MongoDB
Designing a Job Scheduling System
Build a distributed cron-like scheduler — covering job persistence, leader election, missed job recovery, and exactly-once execution guarantees.
S
srikanthtelkalapally888@gmail.com
Designing a Job Scheduling System
A job scheduler executes tasks at specified times or intervals across a distributed fleet.
Requirements
- Cron-style scheduling (
0 0 * * *) - One-time scheduled jobs
- Exactly-once execution
- Job persistence (survive restarts)
- Missed job recovery
- Dashboard + audit log
Architecture
Job Registry (DB)
↓
Scheduler (Leader)
↓
Job Queue (Kafka)
↓
Worker Pool
↓
Job Results DB
Leader Election
Only ONE scheduler should fire jobs to avoid duplicates.
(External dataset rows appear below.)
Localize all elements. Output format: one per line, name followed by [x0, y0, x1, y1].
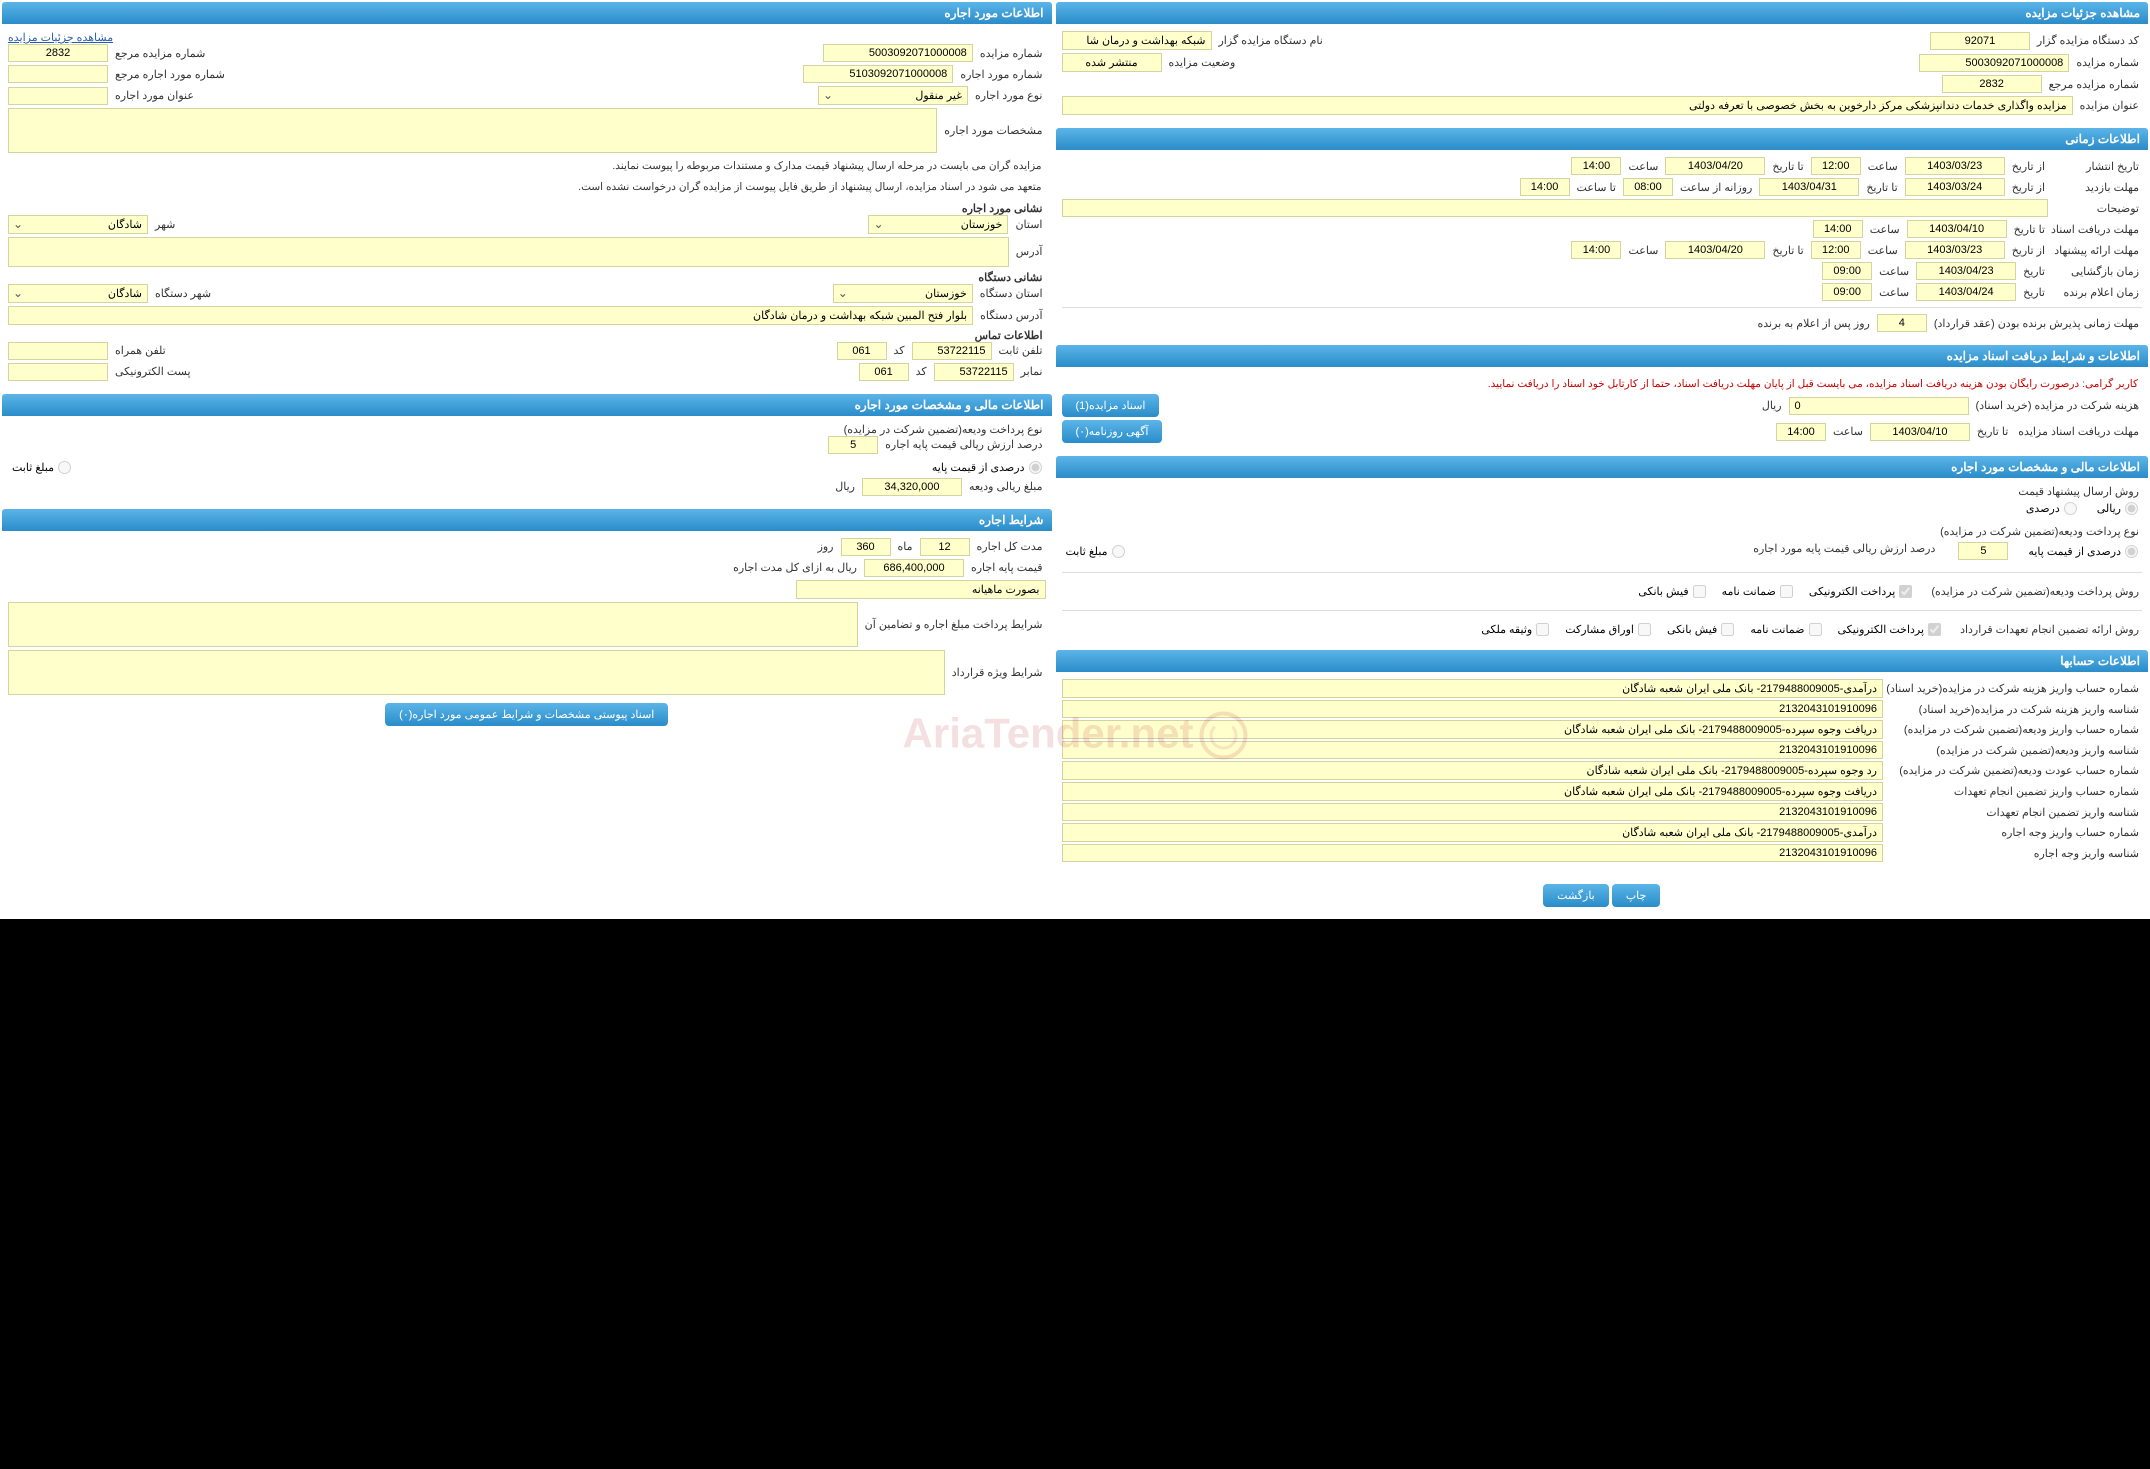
header-docs: اطلاعات و شرایط دریافت اسناد مزایده [1056, 345, 2149, 367]
header-terms: شرایط اجاره [2, 509, 1052, 531]
note1: مزایده گران می بایست در مرحله ارسال پیشن… [8, 156, 1046, 177]
dropdown-org-city[interactable]: شادگان [8, 284, 148, 303]
lbl-status: وضعیت مزایده [1166, 56, 1239, 69]
acct-label: شماره حساب واریز تضمین انجام تعهدات [1887, 785, 2142, 798]
lbl-code: کد دستگاه مزایده گزار [2034, 34, 2142, 47]
chk-epay[interactable]: پرداخت الکترونیکی [1809, 585, 1913, 598]
lbl-winner: زمان اعلام برنده [2052, 286, 2142, 299]
btn-attachments[interactable]: اسناد پیوستی مشخصات و شرایط عمومی مورد ا… [385, 703, 668, 726]
chk-guarantee[interactable]: ضمانت نامه [1722, 585, 1793, 598]
chk-property[interactable]: وثیقه ملکی [1481, 623, 1549, 636]
lbl-accept: مهلت زمانی پذیرش برنده بودن (عقد قرارداد… [1931, 317, 2142, 330]
btn-auction-docs[interactable]: اسناد مزایده(1) [1062, 394, 1160, 417]
lbl-price-method: روش ارسال پیشنهاد قیمت [1062, 485, 2143, 498]
acct-value: 2132043101910096 [1062, 700, 1884, 718]
radio-fixed2[interactable]: مبلغ ثابت [12, 461, 71, 474]
acct-value: دریافت وجوه سپرده-2179488009005- بانک مل… [1062, 720, 1884, 739]
panel-auction-details: مشاهده جزئیات مزایده کد دستگاه مزایده گز… [1054, 0, 2150, 919]
lbl-visit: مهلت بازدید [2052, 181, 2142, 194]
acct-label: شماره حساب عودت ودیعه(تضمین شرکت در مزای… [1887, 764, 2142, 777]
radio-rial[interactable]: ریالی [2097, 502, 2138, 515]
header-finance: اطلاعات مالی و مشخصات مورد اجاره [1056, 456, 2149, 478]
panel-lease-info: اطلاعات مورد اجاره مشاهده جزئیات مزایده … [0, 0, 1054, 919]
radio-pct-base2[interactable]: درصدی از قیمت پایه [932, 461, 1042, 474]
addr-header: نشانی مورد اجاره [8, 202, 1046, 215]
lbl-doc-deadline: مهلت دریافت اسناد مزایده [2015, 425, 2142, 438]
acct-value: 2132043101910096 [1062, 844, 1884, 862]
acct-value: رد وجوه سپرده-2179488009005- بانک ملی ای… [1062, 761, 1884, 780]
lbl-commit-method: روش ارائه تضمین انجام تعهدات قرارداد [1957, 623, 2142, 636]
link-details[interactable]: مشاهده جزئیات مزایده [8, 32, 113, 44]
acct-label: شناسه واریز ودیعه(تضمین شرکت در مزایده) [1887, 744, 2142, 757]
chk-bank2[interactable]: فیش بانکی [1667, 623, 1734, 636]
note2: متعهد می شود در اسناد مزایده، ارسال پیشن… [8, 177, 1046, 198]
radio-pct[interactable]: درصدی [2026, 502, 2077, 515]
acct-label: شماره حساب واریز هزینه شرکت در مزایده(خر… [1887, 682, 2142, 695]
acct-label: شماره حساب واریز ودیعه(تضمین شرکت در مزا… [1887, 723, 2142, 736]
acct-label: شماره حساب واریز وجه اجاره [1887, 826, 2142, 839]
radio-pct-base[interactable]: درصدی از قیمت پایه [2028, 542, 2138, 560]
header-lease: اطلاعات مورد اجاره [2, 2, 1052, 24]
dropdown-province[interactable]: خوزستان [868, 215, 1008, 234]
dropdown-city[interactable]: شادگان [8, 215, 148, 234]
chk-bonds[interactable]: اوراق مشارکت [1565, 623, 1651, 636]
header-finance2: اطلاعات مالی و مشخصات مورد اجاره [2, 394, 1052, 416]
lbl-auction-no: شماره مزایده [2073, 56, 2142, 69]
lbl-desc: توضیحات [2052, 202, 2142, 215]
btn-back[interactable]: بازگشت [1543, 884, 1609, 907]
lbl-offer: مهلت ارائه پیشنهاد [2052, 244, 2142, 257]
lbl-receive: مهلت دریافت اسناد [2052, 223, 2142, 236]
val-ref-no: 2832 [1942, 75, 2042, 93]
acct-value: درآمدی-2179488009005- بانک ملی ایران شعب… [1062, 679, 1884, 698]
lbl-publish: تاریخ انتشار [2052, 160, 2142, 173]
contact-header: اطلاعات تماس [8, 329, 1046, 342]
header-time: اطلاعات زمانی [1056, 128, 2149, 150]
chk-guarantee2[interactable]: ضمانت نامه [1750, 623, 1821, 636]
acct-value: 2132043101910096 [1062, 803, 1884, 821]
header-details: مشاهده جزئیات مزایده [1056, 2, 2149, 24]
org-addr-header: نشانی دستگاه [8, 271, 1046, 284]
acct-value: درآمدی-2179488009005- بانک ملی ایران شعب… [1062, 823, 1884, 842]
acct-label: شناسه واریز تضمین انجام تعهدات [1887, 806, 2142, 819]
acct-value: 2132043101910096 [1062, 741, 1884, 759]
lbl-fee: هزینه شرکت در مزایده (خرید اسناد) [1973, 399, 2142, 412]
chk-epay2[interactable]: پرداخت الکترونیکی [1838, 623, 1942, 636]
lbl-deposit-type: نوع پرداخت ودیعه(تضمین شرکت در مزایده) [1062, 525, 2143, 538]
acct-label: شناسه واریز وجه اجاره [1887, 847, 2142, 860]
acct-label: شناسه واریز هزینه شرکت در مزایده(خرید اس… [1887, 703, 2142, 716]
chk-bank[interactable]: فیش بانکی [1638, 585, 1705, 598]
val-auction-title: مزایده واگذاری خدمات دندانپزشکی مرکز دار… [1062, 96, 2073, 115]
btn-newspaper-ad[interactable]: آگهی روزنامه(۰) [1062, 420, 1163, 443]
lbl-open: زمان بازگشایی [2052, 265, 2142, 278]
val-auction-no: 5003092071000008 [1919, 54, 2069, 72]
val-org: شبکه بهداشت و درمان شا [1062, 31, 1212, 50]
lbl-auction-title: عنوان مزایده [2077, 99, 2142, 112]
val-status: منتشر شده [1062, 53, 1162, 72]
acct-value: دریافت وجوه سپرده-2179488009005- بانک مل… [1062, 782, 1884, 801]
dropdown-lease-type[interactable]: غیر منقول [818, 86, 968, 105]
lbl-pay-method: روش پرداخت ودیعه(تضمین شرکت در مزایده) [1928, 585, 2142, 598]
val-code: 92071 [1930, 32, 2030, 50]
lbl-org: نام دستگاه مزایده گزار [1216, 34, 1326, 47]
lbl-ref-no: شماره مزایده مرجع [2046, 78, 2142, 91]
dropdown-org-province[interactable]: خوزستان [833, 284, 973, 303]
warning-text: کاربر گرامی: درصورت رایگان بودن هزینه در… [1062, 374, 2143, 394]
btn-print[interactable]: چاپ [1612, 884, 1661, 907]
radio-fixed[interactable]: مبلغ ثابت [1066, 542, 1125, 560]
header-accounts: اطلاعات حسابها [1056, 650, 2149, 672]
Multiple scheduler instances compete for lock:
Redis: SET scheduler:leader {instance_id} NX EX 30
Leader: Fires jobs, refreshes lock every 10s
Followers: Poll for lock, take over if leader dies
Job Firing Logic
while True:
now = time.now()
due_jobs = db.query("""
SELECT * FROM jobs
WHERE next_run <= now
AND status = 'active'
FOR UPDATE SKIP LOCKED -- Prevents duplicate pickup
""")
for job in due_jobs:
kafka.publish('job_queue', job)
job.next_run = cron.next(job.schedule, now)
db.update(job)
time.sleep(1)
Missed Job Recovery
If scheduler was down for 2 hours:
Jobs missed_count = (downtime / interval)
Policy options:
1. Skip all missed runs (most common)
2. Run once immediately (catch-up)
3. Run all missed (rarely desired)
Exactly-Once Execution
Worker picks job from Kafka
↓
Check job_executions table for this job_id + scheduled_time
Already exists? → Skip (idempotent)
↓
Execute job
↓
Insert execution record (commit)
Job Definition
{
"id": "job_123",
"name": "daily-report",
"schedule": "0 8 * * *",
"timezone": "America/New_York",
"type": "http",
"endpoint": "https://api.example.com/reports/generate",
"timeout": 300,
"retry": { "max_attempts": 3, "backoff": "exponential" }
}
Conclusion
Distributed schedulers require leader election for exactly-once triggering, FOR UPDATE SKIP LOCKED for safe job pickup, and explicit missed-job recovery policies.